وَإِذْ صَرَفْنَا إِلَيْكَ نَفَرًا مِنَ الْجِنِّ يَسْتَمِعُونَ الْقُرْآنَ فَلَمَّا حَضَرُوهُ قَالُوا أَنْصِتُوا فَلَمَّا قُضِيَ وَلَّوْا إِلَى قَوْمِهِمْ مُنْذِرِينَ قَالُوا يَا قَوْمَنَا إِنَّا سَمِعْنَا كِتَابًا أُنْزِلَ مِنْ بَعْدِ مُوسَى مُصَدِّقًا لِمَا بَيْنَ يَدَيْهِ يَهْدِي إِلَى الْحَقِّ وَإِلَى طَرِيقٍ مُسْتَقِيمٍ يَا قَوْمَنَا أَجِيبُوا دَاعِيَ اللَّهِ وَآمِنُوا بِهِ يَغْفِرْ لَكُمْ مِنْ ذُنُوبِكُمْ وَيُجِرْكُمْ مِنْ عَذَابٍ أَلِيمٍ وَمَنْ لا يُجِبْ دَاعِيَ اللَّهِ فَلَيْسَ بِمُعْجِزٍ فِي الأرْضِ وَلَيْسَ لَهُ مِنْ دُونِهِ أَولِيَاءُ أُولَئِكَ فِي ضَلالٍ مُبِينٍ

               Dan (ingatlah) ketika Kami hadapkan serombongan jin kepadamu yang mendengarkan Al Qur'an, maka tatkala mereka menghadiri pembacaan (nya) lalu mereka berkata: "Diamlah kamu (untuk mendengarkannya)". Ketika pembacaan telah selesai mereka kembali kepada kaumnya (untuk) memberi peringatan. Mereka berkata: "Hai kaum kami, sesungguhnya kami telah mendengarkan kitab (Al Qur'an) yang telah diturunkan sesudah Musa yang membenarkan kitab-kitab yang sebelumnya lagi memimpin kepada kebenaran dan kepada jalan yang lurus. Hai kaum kami, terimalah (seruan) orang yang menyeru kepada Allah dan berimanlah kepada-Nya, niscaya Allah akan mengampuni dosa-dosa kamu dan melepaskan kamu dari azab yang pedih. Dan orang yang tidak menerima (seruan) orang yang menyeru kepada Allah maka dia tidak akan melepaskan diri dari azab Allah di muka bumi dan tidak ada baginya pelindung selain Allah. Mereka itu dalam kesesatan yang nyata". [Q.S. al-Ahqaaf : 29-32].

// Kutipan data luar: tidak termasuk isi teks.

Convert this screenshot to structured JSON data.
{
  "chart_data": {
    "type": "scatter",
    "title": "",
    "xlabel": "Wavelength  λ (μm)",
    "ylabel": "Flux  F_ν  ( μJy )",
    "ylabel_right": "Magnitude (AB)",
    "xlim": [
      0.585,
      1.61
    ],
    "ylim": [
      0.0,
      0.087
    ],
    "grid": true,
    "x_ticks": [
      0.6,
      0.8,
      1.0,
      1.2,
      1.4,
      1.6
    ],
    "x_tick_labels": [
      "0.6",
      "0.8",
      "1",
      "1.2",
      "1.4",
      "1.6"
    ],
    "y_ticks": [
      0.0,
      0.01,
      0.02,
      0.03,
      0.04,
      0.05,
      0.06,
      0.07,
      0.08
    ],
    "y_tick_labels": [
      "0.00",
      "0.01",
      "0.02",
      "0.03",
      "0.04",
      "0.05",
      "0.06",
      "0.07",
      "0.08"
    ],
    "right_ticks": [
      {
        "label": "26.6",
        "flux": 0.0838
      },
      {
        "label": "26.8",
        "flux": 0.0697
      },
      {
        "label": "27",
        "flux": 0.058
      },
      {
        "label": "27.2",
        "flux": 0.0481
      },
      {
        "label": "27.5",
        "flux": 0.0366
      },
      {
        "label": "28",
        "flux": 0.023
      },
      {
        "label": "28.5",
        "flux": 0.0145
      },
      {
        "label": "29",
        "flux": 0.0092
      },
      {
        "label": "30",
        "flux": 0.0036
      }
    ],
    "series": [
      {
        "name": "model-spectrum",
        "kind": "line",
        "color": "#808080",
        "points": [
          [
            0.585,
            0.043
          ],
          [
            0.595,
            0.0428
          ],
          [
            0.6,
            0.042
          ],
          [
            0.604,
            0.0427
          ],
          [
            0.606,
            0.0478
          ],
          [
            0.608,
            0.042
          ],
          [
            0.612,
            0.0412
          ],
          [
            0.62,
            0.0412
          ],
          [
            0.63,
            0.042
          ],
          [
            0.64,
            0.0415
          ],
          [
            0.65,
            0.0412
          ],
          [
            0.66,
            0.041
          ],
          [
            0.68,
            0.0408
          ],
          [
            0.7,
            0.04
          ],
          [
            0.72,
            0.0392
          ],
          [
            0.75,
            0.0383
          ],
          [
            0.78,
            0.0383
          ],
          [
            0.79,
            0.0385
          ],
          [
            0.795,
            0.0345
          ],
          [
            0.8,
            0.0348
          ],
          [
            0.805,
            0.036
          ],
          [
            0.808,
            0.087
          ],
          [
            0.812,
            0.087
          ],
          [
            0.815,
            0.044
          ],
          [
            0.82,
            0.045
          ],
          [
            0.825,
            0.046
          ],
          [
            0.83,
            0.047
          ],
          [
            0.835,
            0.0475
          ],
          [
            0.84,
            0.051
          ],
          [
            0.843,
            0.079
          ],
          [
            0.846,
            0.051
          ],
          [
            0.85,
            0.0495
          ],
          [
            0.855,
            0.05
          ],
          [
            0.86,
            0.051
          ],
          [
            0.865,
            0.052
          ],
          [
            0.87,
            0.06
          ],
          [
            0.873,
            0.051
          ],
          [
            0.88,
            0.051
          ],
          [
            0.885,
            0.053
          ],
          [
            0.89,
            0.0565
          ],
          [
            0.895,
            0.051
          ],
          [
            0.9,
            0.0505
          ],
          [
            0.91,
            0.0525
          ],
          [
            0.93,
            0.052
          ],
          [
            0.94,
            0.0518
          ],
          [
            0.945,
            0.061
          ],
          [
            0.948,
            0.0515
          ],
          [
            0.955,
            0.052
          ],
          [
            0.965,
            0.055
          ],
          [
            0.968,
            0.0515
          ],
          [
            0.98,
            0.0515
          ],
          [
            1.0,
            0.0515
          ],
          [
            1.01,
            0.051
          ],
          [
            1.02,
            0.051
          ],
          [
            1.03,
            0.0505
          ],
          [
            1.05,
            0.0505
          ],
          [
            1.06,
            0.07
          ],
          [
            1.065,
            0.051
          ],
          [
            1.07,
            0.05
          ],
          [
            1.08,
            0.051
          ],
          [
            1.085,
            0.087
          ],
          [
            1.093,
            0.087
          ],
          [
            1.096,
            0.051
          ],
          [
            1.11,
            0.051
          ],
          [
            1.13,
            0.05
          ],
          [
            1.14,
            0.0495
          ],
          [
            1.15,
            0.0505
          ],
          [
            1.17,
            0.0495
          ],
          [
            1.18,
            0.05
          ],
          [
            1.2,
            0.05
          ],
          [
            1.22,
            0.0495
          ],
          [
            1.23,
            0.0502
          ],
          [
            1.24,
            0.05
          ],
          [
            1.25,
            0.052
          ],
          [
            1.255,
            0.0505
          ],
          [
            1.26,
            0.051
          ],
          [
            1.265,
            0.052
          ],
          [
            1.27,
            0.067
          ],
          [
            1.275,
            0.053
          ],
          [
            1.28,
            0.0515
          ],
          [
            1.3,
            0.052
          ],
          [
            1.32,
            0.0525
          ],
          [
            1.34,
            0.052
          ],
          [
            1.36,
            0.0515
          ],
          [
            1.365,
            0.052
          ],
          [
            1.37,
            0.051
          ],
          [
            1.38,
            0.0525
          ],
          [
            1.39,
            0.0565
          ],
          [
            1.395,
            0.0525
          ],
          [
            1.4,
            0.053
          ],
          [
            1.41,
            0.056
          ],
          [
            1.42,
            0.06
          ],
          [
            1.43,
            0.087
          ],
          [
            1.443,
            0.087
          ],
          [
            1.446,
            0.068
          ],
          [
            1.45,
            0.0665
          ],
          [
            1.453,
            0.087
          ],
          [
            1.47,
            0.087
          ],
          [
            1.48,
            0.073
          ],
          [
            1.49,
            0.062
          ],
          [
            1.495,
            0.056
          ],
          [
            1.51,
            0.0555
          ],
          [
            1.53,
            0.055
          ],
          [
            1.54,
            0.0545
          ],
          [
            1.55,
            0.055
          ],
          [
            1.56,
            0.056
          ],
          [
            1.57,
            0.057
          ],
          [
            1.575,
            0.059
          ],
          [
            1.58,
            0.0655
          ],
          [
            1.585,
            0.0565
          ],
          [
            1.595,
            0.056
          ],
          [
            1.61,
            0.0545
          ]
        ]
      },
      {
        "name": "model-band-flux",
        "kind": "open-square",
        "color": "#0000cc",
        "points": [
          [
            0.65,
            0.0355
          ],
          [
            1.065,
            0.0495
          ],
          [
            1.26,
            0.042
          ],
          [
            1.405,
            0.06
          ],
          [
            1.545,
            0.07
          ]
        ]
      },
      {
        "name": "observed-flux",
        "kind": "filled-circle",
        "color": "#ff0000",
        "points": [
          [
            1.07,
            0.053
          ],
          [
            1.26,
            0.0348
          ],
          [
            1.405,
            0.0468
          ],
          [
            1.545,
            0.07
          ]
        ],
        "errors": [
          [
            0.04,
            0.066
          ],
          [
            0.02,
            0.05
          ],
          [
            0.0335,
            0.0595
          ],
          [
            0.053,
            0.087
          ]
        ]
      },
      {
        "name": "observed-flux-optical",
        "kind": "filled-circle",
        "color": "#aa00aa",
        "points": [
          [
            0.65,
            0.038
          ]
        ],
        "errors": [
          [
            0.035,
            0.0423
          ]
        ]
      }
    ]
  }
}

               Al-‘Imaad Ibnu Katsier[3] mengutarakan perihal ayat ini bahwa tatkala sekelompok Jin –dalam sebuah riwayat disebutkan 9- pergi berkeliling ke setiap penjuru bumi untuk mencari tahu apa yang menghalangi mereka dari mencuri berita dari langit. Maka ketika tiba di sebuah lembah, mereka melihat seorang Rasul yang sedang membaca al-Quran. Tatkala mereka mendengar bacaan Rasulullah shalla-Llahu ‘alaihi wa sallam, mereka pun menyuruh satu sama lain untuk diam dan mendengarkannya. Terkesima dengan lantunan al-Quran, maka Allah pun menurunkan ayat :

قُلْ أُوحِيَ إِلَيَّ أَنَّهُ اسْتَمَعَ نَفَرٌ مِنَ الْجِنِّ فَقَالُوا إِنَّا سَمِعْنَا قُرْآنًا عَجَبًا يَهْدِي إِلَى الرُّشْدِ فَآمَنَّا بِهِ وَلَنْ نُشْرِكَ بِرَبِّنَا أَحَدًا

               Katakanlah (hai Muhammad): "Telah diwahyukan kepadaku bahwasanya: sekumpulan jin telah mendengarkan (Al Qur'an), lalu mereka berkata: "Sesungguhnya kami telah mendengarkan Al Qur'an yang menakjubkan, (yang) memberi petunjuk kepada jalan yang benar, lalu kami beriman kepadanya. Dan kami sekali-kali tidak akan mempersekutukan seorang pun dengan Tuhan kami. [Q.S. al-Jinn : 1-2].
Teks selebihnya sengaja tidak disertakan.